Puluhan pegawai KPK membawa bendera kuning keluar dari gedung Merah Putih KPK, 17 September 2019. (CNN Indonesia/Andry Novelino) |
Persoalan selanjutnya adalah terkait dengan mekanisme kerja Dewan Pengawas yang memiliki kewenangan untuk memberikan izin penyadapan, penggeledahan dan penyitaan sebagaimana diatur dalam 7 Pasal 37A, Pasal 37B, Pasal 37C, Pasal 37D, Pasal 37E, Pasal 37F, dan Pasal 37G serta Pasal 69A, Pasal 69B, Pasal 69C, dan Pasal 69D.
Namun, kode etik Dewan Pengawas pun belum ditentukan dalam UU tersebut sehingga apakah keputusan Dewan Pengawas bersifat
collective collegial atau boleh rangkap jabatan atau aturan-aturan lainnya belum dijabarkan dalam UU tersebut.
Selain persiapan pegawai KPK menjadi ASN, Alexander sendiri menilai persoalan Dewas itu tak terlalu mendesak untuk dibahas dalam tim transisi karena belum dibentuk.
"Yang jelas [tim transisi]
in charge manajemen SDM, proses bisnis internal kita tapi sudah disiapkan SOP (
standard operation procedure) yang pasti akan berubah banyak, tapi belum mendesak, karena dewasnya saja belum ada, selama belum ada dewas ya sudah sekarang yang jalan, jalan terus," kata Alexander.
Terkait wewenang Dewas soal izin penyadapan, penggeledahan, hingga penyitaan, Alexander mengaku pihaknya masih meminta masukan dari kajian para ahli hukum tata negara.
"Ya kita akan minta kajian ahli hukum tata negara konsekuensinya seperti apa karena belum jelas juga," ujar Alexander.
[Gambas:Video CNN]Kendala UU ASNSalah satu persoalan menjadikan pegawai KPK jadi bagian dari ASN itu sendiri dinilai menghadapi kendala yakni undang-undang yang mewajibkan maksimal 35 tahun saat diangkat jadi PNS.
"Kemarin kita sudah koordinasi dengan Kemenpan dan Badan Kepegawaian Negara (BKN), nanti akan dicari formula yang istilahnya win-win solution, karena dari awal diwanti-wanti jangan sampai pegawai dirugikan.
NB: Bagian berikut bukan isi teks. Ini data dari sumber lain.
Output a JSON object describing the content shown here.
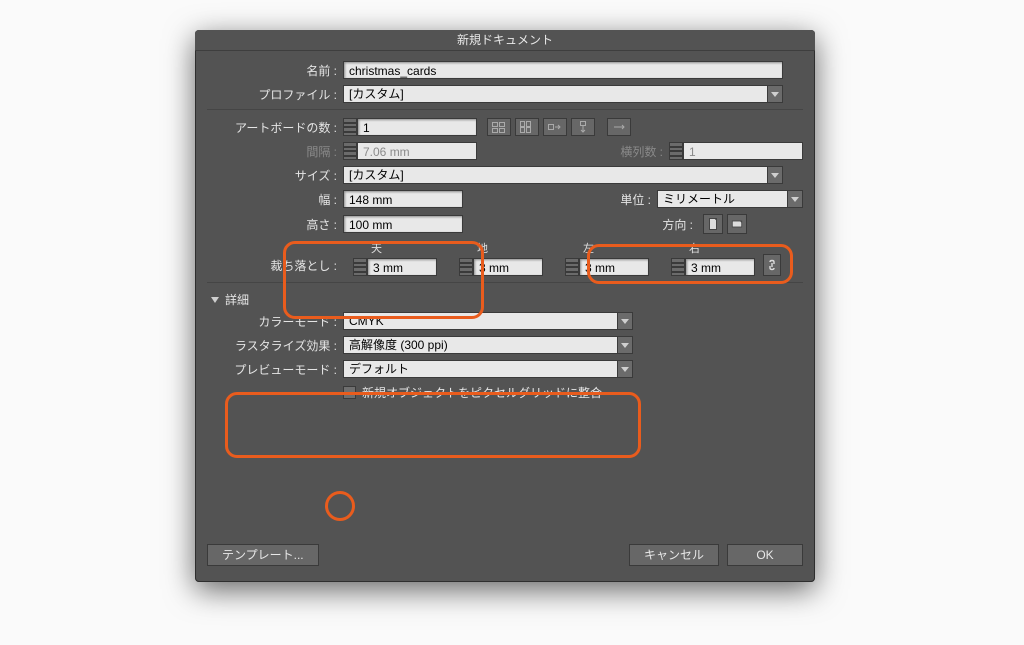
{
  "title": "新規ドキュメント",
  "fields": {
    "name_label": "名前 :",
    "name_value": "christmas_cards",
    "profile_label": "プロファイル :",
    "profile_value": "[カスタム]",
    "artboards_label": "アートボードの数 :",
    "artboards_value": "1",
    "spacing_label": "間隔 :",
    "spacing_value": "7.06 mm",
    "columns_label": "横列数 :",
    "columns_value": "1",
    "size_label": "サイズ :",
    "size_value": "[カスタム]",
    "width_label": "幅 :",
    "width_value": "148 mm",
    "height_label": "高さ :",
    "height_value": "100 mm",
    "units_label": "単位 :",
    "units_value": "ミリメートル",
    "orientation_label": "方向 :",
    "bleed_label": "裁ち落とし :",
    "bleed_top": "天",
    "bleed_bottom": "地",
    "bleed_left": "左",
    "bleed_right": "右",
    "bleed_value": "3 mm"
  },
  "advanced": {
    "section_label": "詳細",
    "colormode_label": "カラーモード :",
    "colormode_value": "CMYK",
    "raster_label": "ラスタライズ効果 :",
    "raster_value": "高解像度 (300 ppi)",
    "preview_label": "プレビューモード :",
    "preview_value": "デフォルト",
    "align_pixel_label": "新規オブジェクトをピクセルグリッドに整合"
  },
  "buttons": {
    "template": "テンプレート...",
    "cancel": "キャンセル",
    "ok": "OK"
  }
}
Kemarin banyak juga yang dulunya ASN kemudian mengundurkan diri lalu menjadi pegawai tetap KPK," ujar Alexander.
Soal mantan PNS yang sempat mundur untuk jadi pegawai tetap KPK tersebut pun, kata Alexander harus pula diperhatikan tim transisi akan seperti apa nantinya.
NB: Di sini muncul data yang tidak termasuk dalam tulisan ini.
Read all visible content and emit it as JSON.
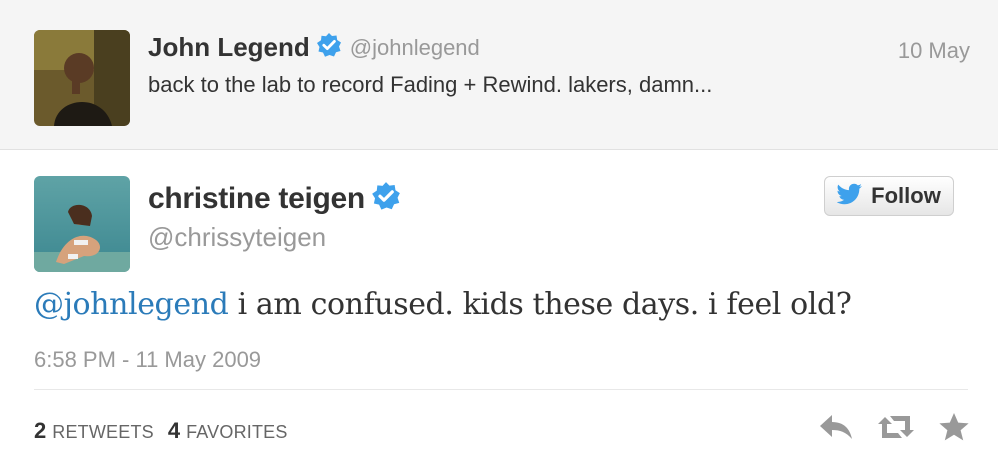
{
  "parent_tweet": {
    "name": "John Legend",
    "handle": "@johnlegend",
    "date": "10 May",
    "text": "back to the lab to record Fading + Rewind.  lakers, damn..."
  },
  "main_tweet": {
    "name": "christine teigen",
    "handle": "@chrissyteigen",
    "follow_label": "Follow",
    "mention": "@johnlegend",
    "text": " i am confused. kids these days. i feel old?",
    "timestamp": "6:58 PM - 11 May 2009",
    "retweets_count": "2",
    "retweets_label": "RETWEETS",
    "favorites_count": "4",
    "favorites_label": "FAVORITES"
  },
  "icons": {
    "verified": "verified-badge-icon",
    "twitter_bird": "twitter-bird-icon",
    "reply": "reply-icon",
    "retweet": "retweet-icon",
    "favorite": "star-icon"
  },
  "colors": {
    "link": "#2b7bb9",
    "verified": "#3ea1ec",
    "muted": "#999999",
    "action_icon": "#999999"
  }
}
"Jadi tetap peraturan perundangan ASN harus kita ikuti dan ini saja menimbulkan kecemburuan bagi lembaga lainnya, kok enak banget tuh KPK tiba-tiba langsung jadi ASN semua. Artinya jadi ASN saja banyak yang iri juga, jadi masih dicari formula terbaik masih dicari seperti apa, kan masih ada 2 tahun lagi. Apakah yang 2 tahun lagi akan pensiun masuk ASN? Atau cukup pakai Pegawai Pemerintah dengan Perjanjian Kerja (P3K) kan statusnya kita tidak mengerti," kata mantan pegawai karier di Badan Pengawasan Keuangan dan Pembangunan (BPKP) tersebut.